Singapore Archdiocese marks closure of Church's bicentenary jubilee with more than 100 activities from Dec. 4-11
Catholics participate in a Mass at the Cathedral of the Good Shepherd in Singapore. The Catholic Church in the city state will mark the end of 200th anniversary celebrations with a festival from Dec. 4-11. (Photo: Cathedral of the Good Shepherd)
Catholics in Singapore will mark the closing of year-long celebrations of the 200th anniversary of Church’s presence in the city state with a week-long festival.
The bicentenary celebrations, known as the Catholic200SG Festival, will begin on Dec. 4 and end with concurrent Masses in all 32 Catholic churches in Singapore on Dec. 11, according to a press release from Singapore Archdiocese.
The Church will arrange for about 100 activities within the area of the Cathedral of the Good Shepherd, Church of Saints Peter and Paul on Queen’s Street, Church of St. Joseph’s on Victoria Street and the Catholic Center on Waterloo Street — the area collectively coined as Mission District.
The activities are grouped into Arts, Community, Talks and Spiritual, which offer something for everyone from young to adults and families to religious, with an aim to present what is like being a Catholic in Singapore.
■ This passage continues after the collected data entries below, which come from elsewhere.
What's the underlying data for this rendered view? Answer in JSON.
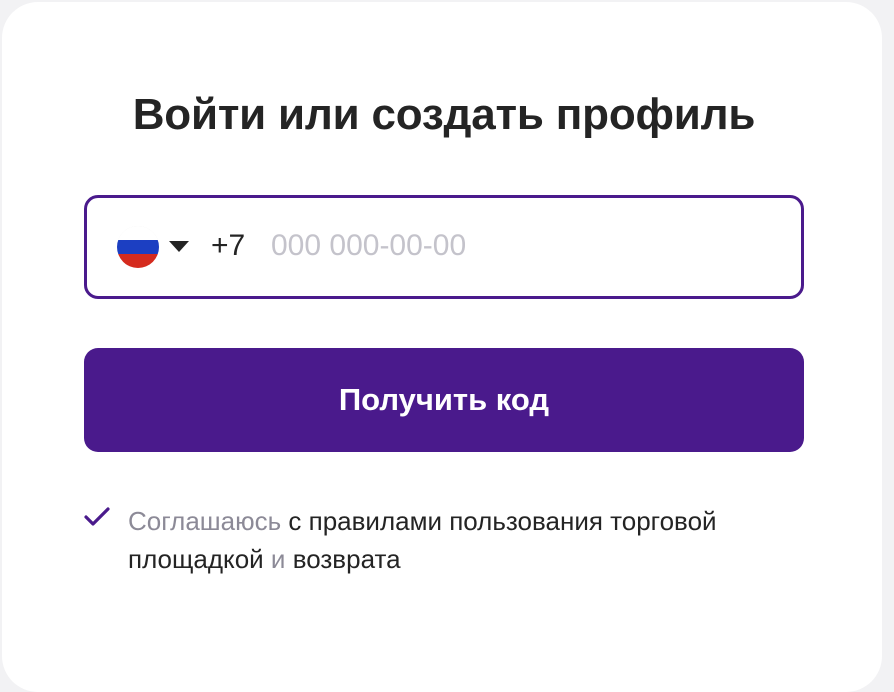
{
  "login": {
    "title": "Войти или создать профиль",
    "phone": {
      "country_code": "+7",
      "placeholder": "000 000-00-00",
      "value": "",
      "flag_icon": "russia-flag-icon",
      "flag_colors": [
        "#ffffff",
        "#1c3fc2",
        "#d52b1e"
      ]
    },
    "submit_label": "Получить код",
    "agreement": {
      "checked": true,
      "agree_word": "Соглашаюсь",
      "rules_link": "с правилами пользования торговой площадкой",
      "conjunction": "и",
      "returns_link": "возврата"
    }
  },
  "colors": {
    "accent": "#4a1a8c",
    "text": "#242424",
    "muted": "#8c8a97",
    "placeholder": "#c4c3cb",
    "background": "#f2f2f4"
  }
}
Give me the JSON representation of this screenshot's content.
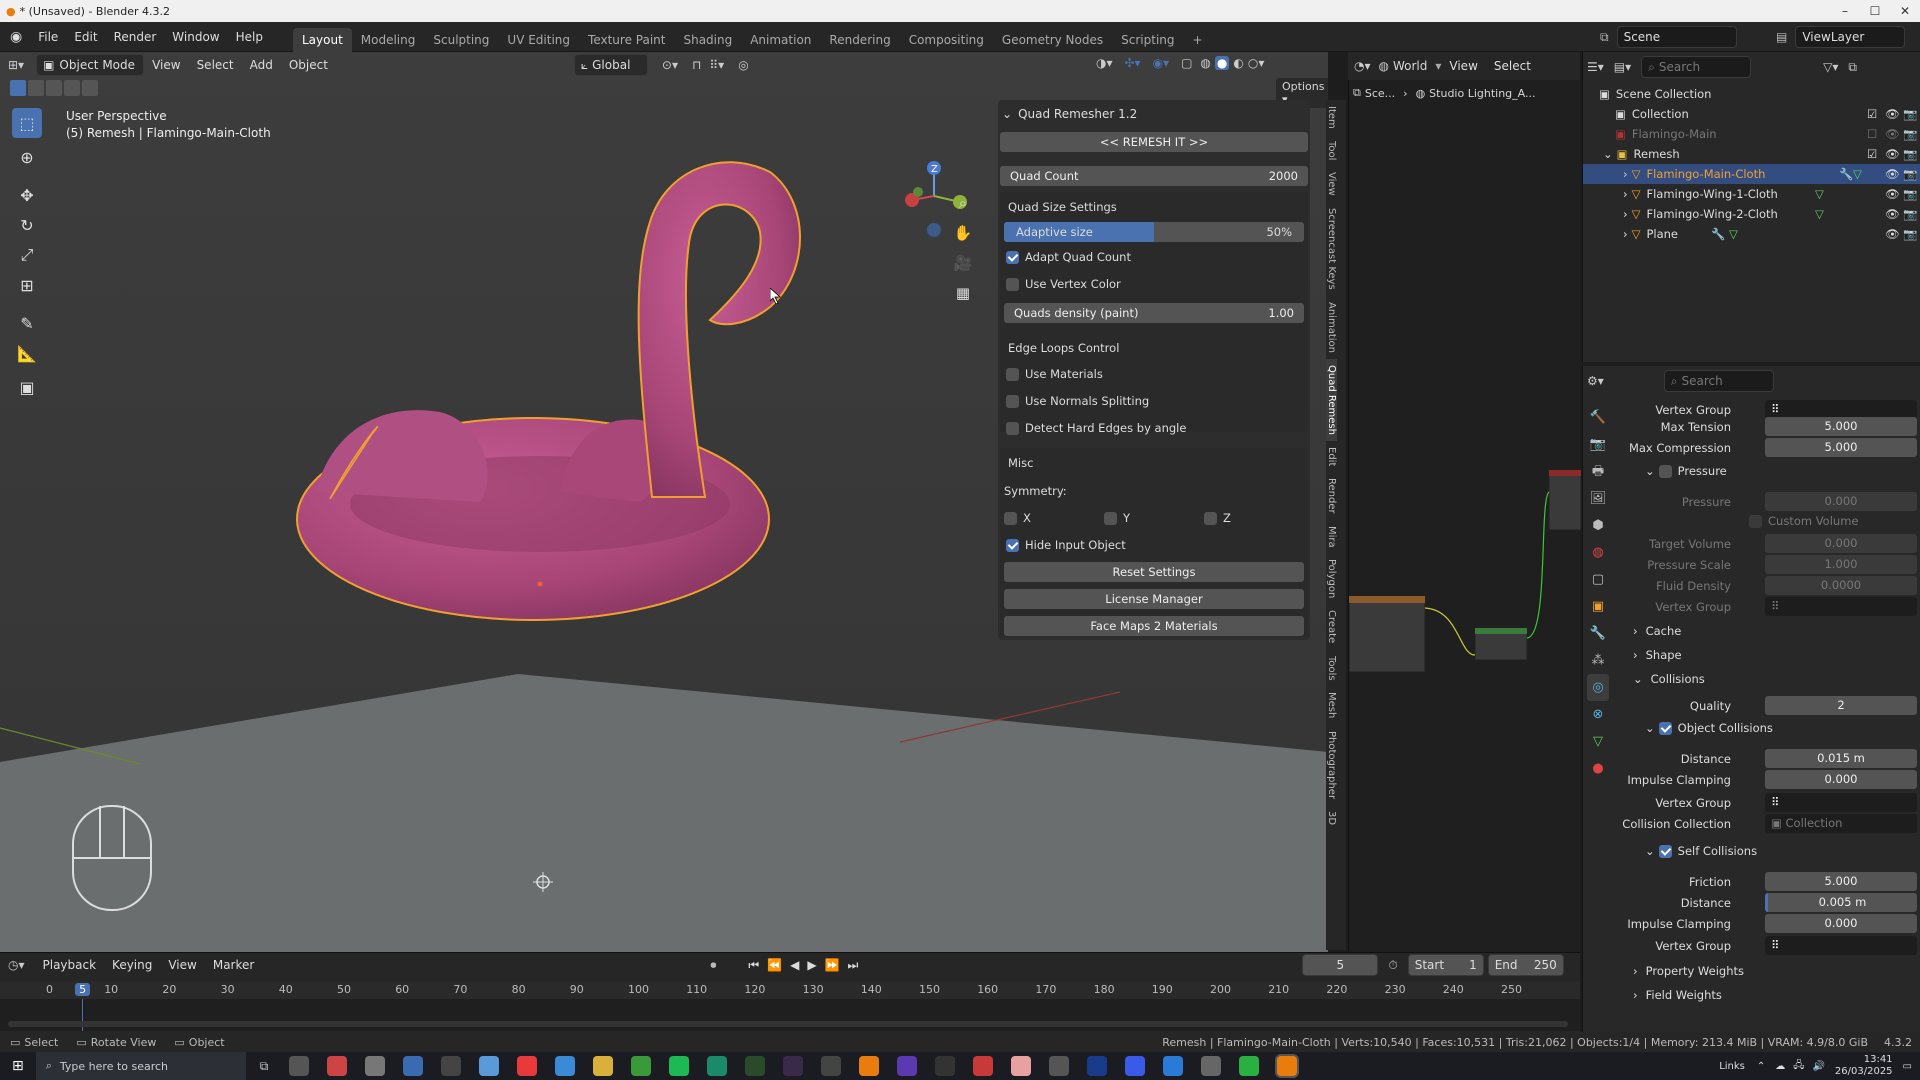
{
  "titlebar": {
    "title": "* (Unsaved) - Blender 4.3.2",
    "minimize": "–",
    "maximize": "☐",
    "close": "✕"
  },
  "menubar": {
    "menus": [
      "File",
      "Edit",
      "Render",
      "Window",
      "Help"
    ],
    "workspaces": [
      "Layout",
      "Modeling",
      "Sculpting",
      "UV Editing",
      "Texture Paint",
      "Shading",
      "Animation",
      "Rendering",
      "Compositing",
      "Geometry Nodes",
      "Scripting"
    ],
    "active_workspace": "Layout",
    "add_tab": "+",
    "scene": "Scene",
    "view_layer": "ViewLayer"
  },
  "viewport_header": {
    "mode": "Object Mode",
    "menus": [
      "View",
      "Select",
      "Add",
      "Object"
    ],
    "transform": "Global",
    "options": "Options"
  },
  "viewport": {
    "perspective": "User Perspective",
    "object_info": "(5) Remesh | Flamingo-Main-Cloth"
  },
  "quad_remesher": {
    "title": "Quad Remesher 1.2",
    "remesh_button": "<< REMESH IT >>",
    "quad_count_label": "Quad Count",
    "quad_count_value": "2000",
    "size_settings_title": "Quad Size Settings",
    "adaptive_label": "Adaptive size",
    "adaptive_value": "50%",
    "adaptive_fraction": 0.5,
    "adapt_quad_count": "Adapt Quad Count",
    "adapt_quad_count_checked": true,
    "use_vertex_color": "Use Vertex Color",
    "use_vertex_color_checked": false,
    "density_label": "Quads density (paint)",
    "density_value": "1.00",
    "edge_loops_title": "Edge Loops Control",
    "use_materials": "Use Materials",
    "use_normals": "Use Normals Splitting",
    "detect_hard": "Detect Hard Edges by angle",
    "misc_title": "Misc",
    "symmetry_label": "Symmetry:",
    "sym_x": "X",
    "sym_y": "Y",
    "sym_z": "Z",
    "hide_input": "Hide Input Object",
    "hide_input_checked": true,
    "reset_settings": "Reset Settings",
    "license_manager": "License Manager",
    "face_maps": "Face Maps 2 Materials"
  },
  "sidebar_tabs": [
    "Item",
    "Tool",
    "View",
    "Screencast Keys",
    "Animation",
    "Quad Remesh",
    "Edit",
    "Render",
    "Mira",
    "Polygon",
    "Create",
    "Tools",
    "Mesh",
    "Photographer",
    "3D"
  ],
  "node_editor": {
    "header_menus": [
      "View",
      "Select"
    ],
    "world": "World",
    "breadcrumb_scene": "Sce...",
    "breadcrumb_world": "Studio Lighting_A..."
  },
  "outliner": {
    "search_placeholder": "Search",
    "rows": [
      {
        "label": "Scene Collection",
        "level": 0
      },
      {
        "label": "Collection",
        "level": 1
      },
      {
        "label": "Flamingo-Main",
        "level": 1
      },
      {
        "label": "Remesh",
        "level": 1
      },
      {
        "label": "Flamingo-Main-Cloth",
        "level": 2
      },
      {
        "label": "Flamingo-Wing-1-Cloth",
        "level": 2
      },
      {
        "label": "Flamingo-Wing-2-Cloth",
        "level": 2
      },
      {
        "label": "Plane",
        "level": 2
      }
    ]
  },
  "properties": {
    "search_placeholder": "Search",
    "vertex_group_label": "Vertex Group",
    "max_tension_label": "Max Tension",
    "max_tension": "5.000",
    "max_compression_label": "Max Compression",
    "max_compression": "5.000",
    "pressure_title": "Pressure",
    "pressure_label": "Pressure",
    "pressure": "0.000",
    "custom_volume": "Custom Volume",
    "target_volume_label": "Target Volume",
    "target_volume": "0.000",
    "pressure_scale_label": "Pressure Scale",
    "pressure_scale": "1.000",
    "fluid_density_label": "Fluid Density",
    "fluid_density": "0.0000",
    "vertex_group_label2": "Vertex Group",
    "cache": "Cache",
    "shape": "Shape",
    "collisions": "Collisions",
    "quality_label": "Quality",
    "quality": "2",
    "object_collisions": "Object Collisions",
    "distance_label": "Distance",
    "distance": "0.015 m",
    "impulse_label": "Impulse Clamping",
    "impulse": "0.000",
    "vertex_group_label3": "Vertex Group",
    "collision_collection_label": "Collision Collection",
    "collision_collection": "Collection",
    "self_collisions": "Self Collisions",
    "friction_label": "Friction",
    "friction": "5.000",
    "self_distance_label": "Distance",
    "self_distance": "0.005 m",
    "self_impulse_label": "Impulse Clamping",
    "self_impulse": "0.000",
    "vertex_group_label4": "Vertex Group",
    "property_weights": "Property Weights",
    "field_weights": "Field Weights"
  },
  "timeline": {
    "menus": [
      "Playback",
      "Keying",
      "View",
      "Marker"
    ],
    "current_frame": "5",
    "start_label": "Start",
    "start": "1",
    "end_label": "End",
    "end": "250",
    "ticks": [
      "0",
      "5",
      "10",
      "20",
      "30",
      "40",
      "50",
      "60",
      "70",
      "80",
      "90",
      "100",
      "110",
      "120",
      "130",
      "140",
      "150",
      "160",
      "170",
      "180",
      "190",
      "200",
      "210",
      "220",
      "230",
      "240",
      "250"
    ]
  },
  "statusbar": {
    "left": [
      "Select",
      "Rotate View",
      "Object"
    ],
    "right": "Remesh | Flamingo-Main-Cloth | Verts:10,540 | Faces:10,531 | Tris:21,062 | Objects:1/4 | Memory: 213.4 MiB | VRAM: 4.9/8.0 GiB",
    "version": "4.3.2"
  },
  "taskbar": {
    "search_placeholder": "Type here to search",
    "tray_text": "Links",
    "time": "13:41",
    "date": "26/03/2025"
  },
  "colors": {
    "accent": "#4a72b0",
    "flamingo": "#b44c82",
    "outline": "#f0a030",
    "selected_row": "#334d80"
  }
}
Father Valerian Cheong, co-chair of the Catholic200SG steering committee, said that organizing jubilee activities in Mission District has great relevance.
“We wanted to bring the activities into this part of the city because this area is of great significance to us,” the priest said.
The Singapore Church started the jubilee year on Dec. 13 last year with a virtual Mass celebrated by Archbishop Goh
Mission District is the very heart of the early but growing Catholic community that took root as Singapore began to flourish because of trade, he said.
It was in this very part of town where various Chinese dialect groups, Indian and European-speaking communities came to worship and help each other in difficult times. It was also the area where many Catholic schools had their founding, he added.
On the festival's final day, Archbishop William Goh of Singapore will celebrate the main Mass at 6pm in the Cathedral of the Good Shepherd, the oldest Catholic church in the country. The simultaneous ringing of the church bells across the island for one minute will mark the closing of the jubilee year.
Among the dignitaries to attend the anniversary Mass will be Prime Minister Lee Hsien Loong. The apostolic nuncio, Archbishop Marek Zalewski, will concelebrate at the Mass.
The Singapore Church started the jubilee year on Dec. 13 last year with a virtual Mass celebrated by Archbishop Goh. A jubilee website and a special jubilee logo were launched and a documentary on the social impact of the Catholic Church in Singapore was screened.
The theme for the jubilee year, “Ignite and Shine with Faith,” focused on the pastoral vision of the Archdiocese of Singapore aiming to shape a more vibrant, evangelizing and missionary church.
Events focused on renewing the faith of the Catholic community through four aspects: deepen, discern, witness and celebrate.
Archbishop Goh said this historic milestone is an opportunity to galvanize Catholics for the past, present and future.
“We want to celebrate with gratitude and thanksgiving how far we have come. We must empower our Catholics today to be vibrant in their faith and evangelize. And we should inspire all to work for a future when humanity and creation find completion in God,” the prelate said.
The date of Father Laurent’s arrival in Singapore is historically known as the beginning of the Catholic Church in Singapore
Singapore was a Malay fishing village when it was founded by Sir Stamford Raffles, who made it a British colony in 1819. Soon afterwards, Catholic missionaries arrived and the Catholic Church is credited with vital contributions in nation building through education, health care and social welfare.
St. Laurent Marie Joseph Imbert (1796-1839), a French Catholic priest of the Paris Foreign Missions Society (MEP), landed in Singapore from France on Dec. 11, 1821, for missionary assignments to Penang (Malaysia) and China.
He was martyred on Sept. 21, 1839 in Korea, for refusing to reveal the whereabouts of other foreign missionaries during a time of Christian persecution in the country. He was canonized by Pope John Paul II in Seoul on May 6, 1984.
The date of Father Laurent’s arrival in Singapore is historically known as the beginning of the Catholic Church in Singapore.
Singapore is a multi-religious and multi-ethnic nation with an estimated population of 5.6 million. Most Chinese are Buddhists and most Malays are Muslims. Christians make up about 15 percent of the population.
The Archdiocese of Singapore has 360,000 Catholics spread across 32 parishes.